Another part of the Wikipedia article to note is that on the boycot of the paper by most of Liverpool, ever since the revolting and completely ficticious reports on Liverpool fans’ behaviour during the Hillsborough disaster. If only every other part of the country would treat all such ‘journalism’ with a similar contempt…
Your story also failed to mention illegal asylum seekers being paid £1000 a week, therefore it couldn’t have possibly been a genuine Sun article.
There must be some corollary of Gaudere’s Law to cover this.
Think the Daily Mail has collared that one. What with those damned illegal immigrants ruining house prices and bringing exotic diseases that’ll kill us all (after ruining house prices a bit more first).
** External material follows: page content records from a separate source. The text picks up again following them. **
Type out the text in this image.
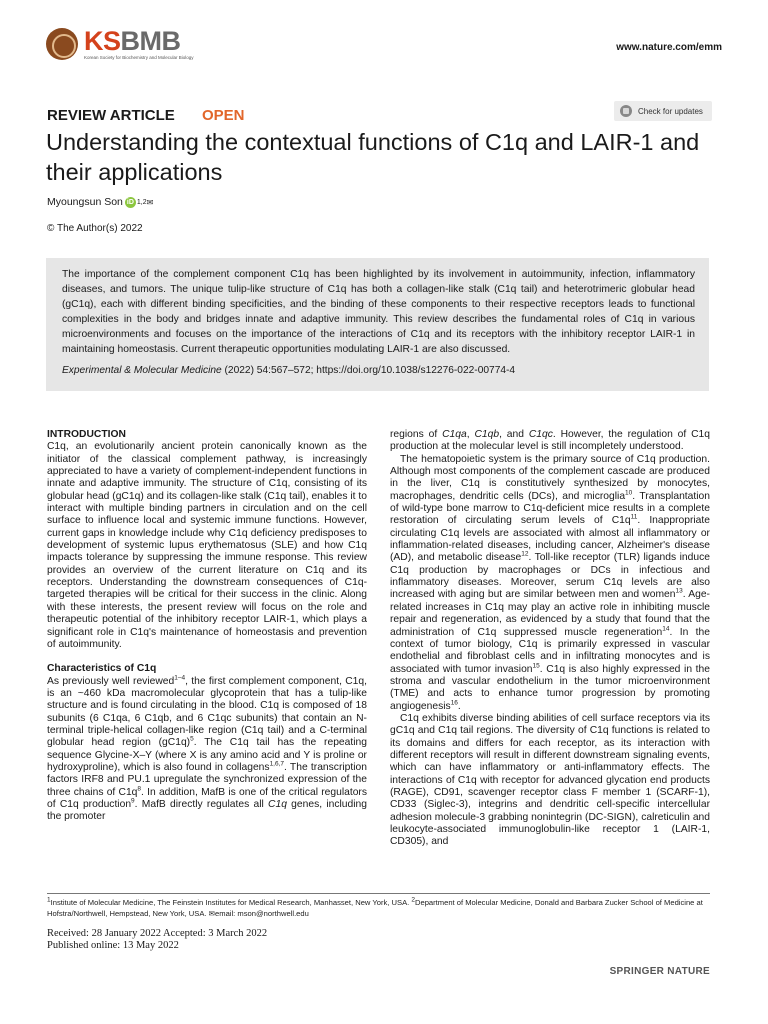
KSBMB
Korean Society for Biochemistry and Molecular Biology
www.nature.com/emm
REVIEW ARTICLE OPEN	Check for updates
Understanding the contextual functions of C1q and LAIR-1 and their applications
Myoungsun Son iD 1,2 ✉
© The Author(s) 2022

The importance of the complement component C1q has been highlighted by its involvement in autoimmunity, infection, inflammatory diseases, and tumors. The unique tulip-like structure of C1q has both a collagen-like stalk (C1q tail) and heterotrimeric globular head (gC1q), each with different binding specificities, and the binding of these components to their respective receptors leads to functional complexities in the body and bridges innate and adaptive immunity. This review describes the fundamental roles of C1q in various microenvironments and focuses on the importance of the interactions of C1q and its receptors with the inhibitory receptor LAIR-1 in maintaining homeostasis. Current therapeutic opportunities modulating LAIR-1 are also discussed.

Experimental & Molecular Medicine (2022) 54:567–572; https://doi.org/10.1038/s12276-022-00774-4
INTRODUCTION

C1q, an evolutionarily ancient protein canonically known as the initiator of the classical complement pathway, is increasingly appreciated to have a variety of complement-independent functions in innate and adaptive immunity. The structure of C1q, consisting of its globular head (gC1q) and its collagen-like stalk (C1q tail), enables it to interact with multiple binding partners in circulation and on the cell surface to influence local and systemic immune functions. However, current gaps in knowledge include why C1q deficiency predisposes to development of systemic lupus erythematosus (SLE) and how C1q impacts tolerance by suppressing the immune response. This review provides an overview of the current literature on C1q and its receptors. Understanding the downstream consequences of C1q-targeted therapies will be critical for their success in the clinic. Along with these interests, the present review will focus on the role and therapeutic potential of the inhibitory receptor LAIR-1, which plays a significant role in C1q's maintenance of homeostasis and prevention of autoimmunity.

Characteristics of C1q

As previously well reviewed$^{1-4}$, the first complement component, C1q, is an ~460 kDa macromolecular glycoprotein that has a tulip-like structure and is found circulating in the blood. C1q is composed of 18 subunits (6 C1qa, 6 C1qb, and 6 C1qc subunits) that contain an N-terminal triple-helical collagen-like region (C1q tail) and a C-terminal globular head region $(gC1q)^5$. The C1q tail has the repeating sequence Glycine-X–Y (where X is any amino acid and Y is proline or hydroxyproline), which is also found in collagens$^{1,6,7}$. The transcription factors IRF8 and PU.1 upregulate the synchronized expression of the three chains of $C1q^8$. In addition, MafB is one of the critical regulators of C1q production$^9$. MafB directly regulates all C1q genes, including the promoter

regions of C1qa, C1qb, and C1qc. However, the regulation of C1q production at the molecular level is still incompletely understood.

The hematopoietic system is the primary source of C1q production. Although most components of the complement cascade are produced in the liver, C1q is constitutively synthesized by monocytes, macrophages, dendritic cells (DCs), and microglia$^{10}$. Transplantation of wild-type bone marrow to C1q-deficient mice results in a complete restoration of circulating serum levels of $C1q^{11}$. Inappropriate circulating C1q levels are associated with almost all inflammatory or inflammation-related diseases, including cancer, Alzheimer's disease (AD), and metabolic disease$^{12}$. Toll-like receptor (TLR) ligands induce C1q production by macrophages or DCs in infectious and inflammatory diseases. Moreover, serum C1q levels are also increased with aging but are similar between men and women$^{13}$. Age-related increases in C1q may play an active role in inhibiting muscle repair and regeneration, as evidenced by a study that found that the administration of C1q suppressed muscle regeneration$^{14}$. In the context of tumor biology, C1q is primarily expressed in vascular endothelial and fibroblast cells and in infiltrating monocytes and is associated with tumor invasion$^{15}$. C1q is also highly expressed in the stroma and vascular endothelium in the tumor microenvironment (TME) and acts to enhance tumor progression by promoting angiogenesis$^{16}$.

C1q exhibits diverse binding abilities of cell surface receptors via its gC1q and C1q tail regions. The diversity of C1q functions is related to its domains and differs for each receptor, as its interaction with different receptors will result in different downstream signaling events, which can have inflammatory or anti-inflammatory effects. The interactions of C1q with receptor for advanced glycation end products (RAGE), CD91, scavenger receptor class F member 1 (SCARF-1), CD33 (Siglec-3), integrins and dendritic cell-specific intercellular adhesion molecule-3 grabbing nonintegrin (DC-SIGN), calreticulin and leukocyte-associated immunoglobulin-like receptor 1 (LAIR-1, CD305), and

$^1$Institute of Molecular Medicine, The Feinstein Institutes for Medical Research, Manhasset, New York, USA. $^2$Department of Molecular Medicine, Donald and Barbara Zucker School of Medicine at Hofstra/Northwell, Hempstead, New York, USA. ✉email: mson@northwell.edu
Received: 28 January 2022 Accepted: 3 March 2022
Published online: 13 May 2022
SPRINGER NATURE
Everything here sounds right, but a couple of quick points:
-
writing for the Sun is really hard, it is chock full of Oxbridge graduates, as well as those from the upper end of lesser universities.
-
it is the most expensive paper to advertise in, because of its vast readership. city boys watch if something is being advertised there, to see which companies are on the move.
-
since many city boys are basically english frat boys, they also read it in earnest.
-
its (ex?) political editor, david yelland, is incredibly respected and well-connected.
-
creepily, they seem to publish only letters that agree with the paper’s editorial line.
pdts
Well a lot of papers now have similar stories, though most seem to be based off the original sun article. (I haven’t read them all)
This article suggesting it was a mishap with a biological or chemical weapon is probably the most interesting one I’ve seen yet.
I suspect even the tits are touched up.
Ah, but we’re discussing British crosswords (“cryptics”) here, aren’t we? So far as I know, with their different grid styles, they aren’t as subject to that particular brand of crosswordese (but, on the flip side, there’s much more familiarity necessary with how the clues work).
FWIW, bubonic plague generally takes at least four days to kill if left untreated, rather than “hours” as the story claims, and is only “mostly fatal”. The more serious forms of yersina pestis infection - pneumonic plague and septicemic plague - are almost always fatal.